For converting with 1 second precision your own answer is just fine. In case you also need to convert the fraction of second, here’s one way to do that.
Instant msFiletimeEpoch = Instant.parse("1601-01-01T00:00:00Z");
// a tick is 100 nanoseconds
int nanosPerTick = 100;
long ticksPerSecond = TimeUnit.SECONDS.toNanos(1) / nanosPerTick;
long fullval = 130_280_867_040_000_000L;
long seconds = fullval / ticksPerSecond;
long nanos = fullval % ticksPerSecond * nanosPerTick;
Instant answer = msFiletimeEpoch.plusSeconds(seconds).plusNanos(nanos);
System.out.println(answer);
Output is:
2013-11-05T00:58:24Z
Let’s try to put 1 more tick on your oroginal value; it should add 100 nanoseconds.

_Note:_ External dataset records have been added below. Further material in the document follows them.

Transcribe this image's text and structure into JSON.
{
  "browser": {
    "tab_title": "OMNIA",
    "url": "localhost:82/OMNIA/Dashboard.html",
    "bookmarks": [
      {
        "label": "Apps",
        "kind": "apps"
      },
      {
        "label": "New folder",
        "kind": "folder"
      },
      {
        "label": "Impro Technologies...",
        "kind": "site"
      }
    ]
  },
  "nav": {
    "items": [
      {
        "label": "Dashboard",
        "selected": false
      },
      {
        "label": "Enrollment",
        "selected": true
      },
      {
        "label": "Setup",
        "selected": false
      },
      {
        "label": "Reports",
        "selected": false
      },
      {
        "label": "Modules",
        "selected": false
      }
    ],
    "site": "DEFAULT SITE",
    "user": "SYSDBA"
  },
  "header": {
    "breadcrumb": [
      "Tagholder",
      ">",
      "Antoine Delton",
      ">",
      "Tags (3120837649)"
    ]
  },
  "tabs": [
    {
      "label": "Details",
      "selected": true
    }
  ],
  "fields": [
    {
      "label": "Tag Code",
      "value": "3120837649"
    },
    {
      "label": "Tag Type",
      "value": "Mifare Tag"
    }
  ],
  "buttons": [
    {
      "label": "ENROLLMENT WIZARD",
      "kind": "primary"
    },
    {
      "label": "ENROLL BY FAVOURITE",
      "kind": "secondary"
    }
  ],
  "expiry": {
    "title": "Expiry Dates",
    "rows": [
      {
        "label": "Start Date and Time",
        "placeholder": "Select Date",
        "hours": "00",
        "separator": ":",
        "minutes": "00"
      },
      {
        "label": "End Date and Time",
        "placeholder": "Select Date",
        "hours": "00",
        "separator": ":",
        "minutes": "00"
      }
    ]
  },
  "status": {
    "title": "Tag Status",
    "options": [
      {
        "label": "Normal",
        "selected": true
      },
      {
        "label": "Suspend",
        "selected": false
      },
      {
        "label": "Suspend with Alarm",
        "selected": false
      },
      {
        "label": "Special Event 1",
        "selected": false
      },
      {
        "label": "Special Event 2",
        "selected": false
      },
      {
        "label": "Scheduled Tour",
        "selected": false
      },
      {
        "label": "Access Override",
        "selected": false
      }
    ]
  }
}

long fullval = 130_280_867_040_000_001L;
2013-11-05T00:58:24.000000100Z
So so it does.
Caveat for very far future dates: According to your quote the Microsoft integers are both unsigned. A Java long
is signed. So some time in year 30828 we will start getting results that are very wrong. Just in case we ought to throw an exception if the long
value is negative.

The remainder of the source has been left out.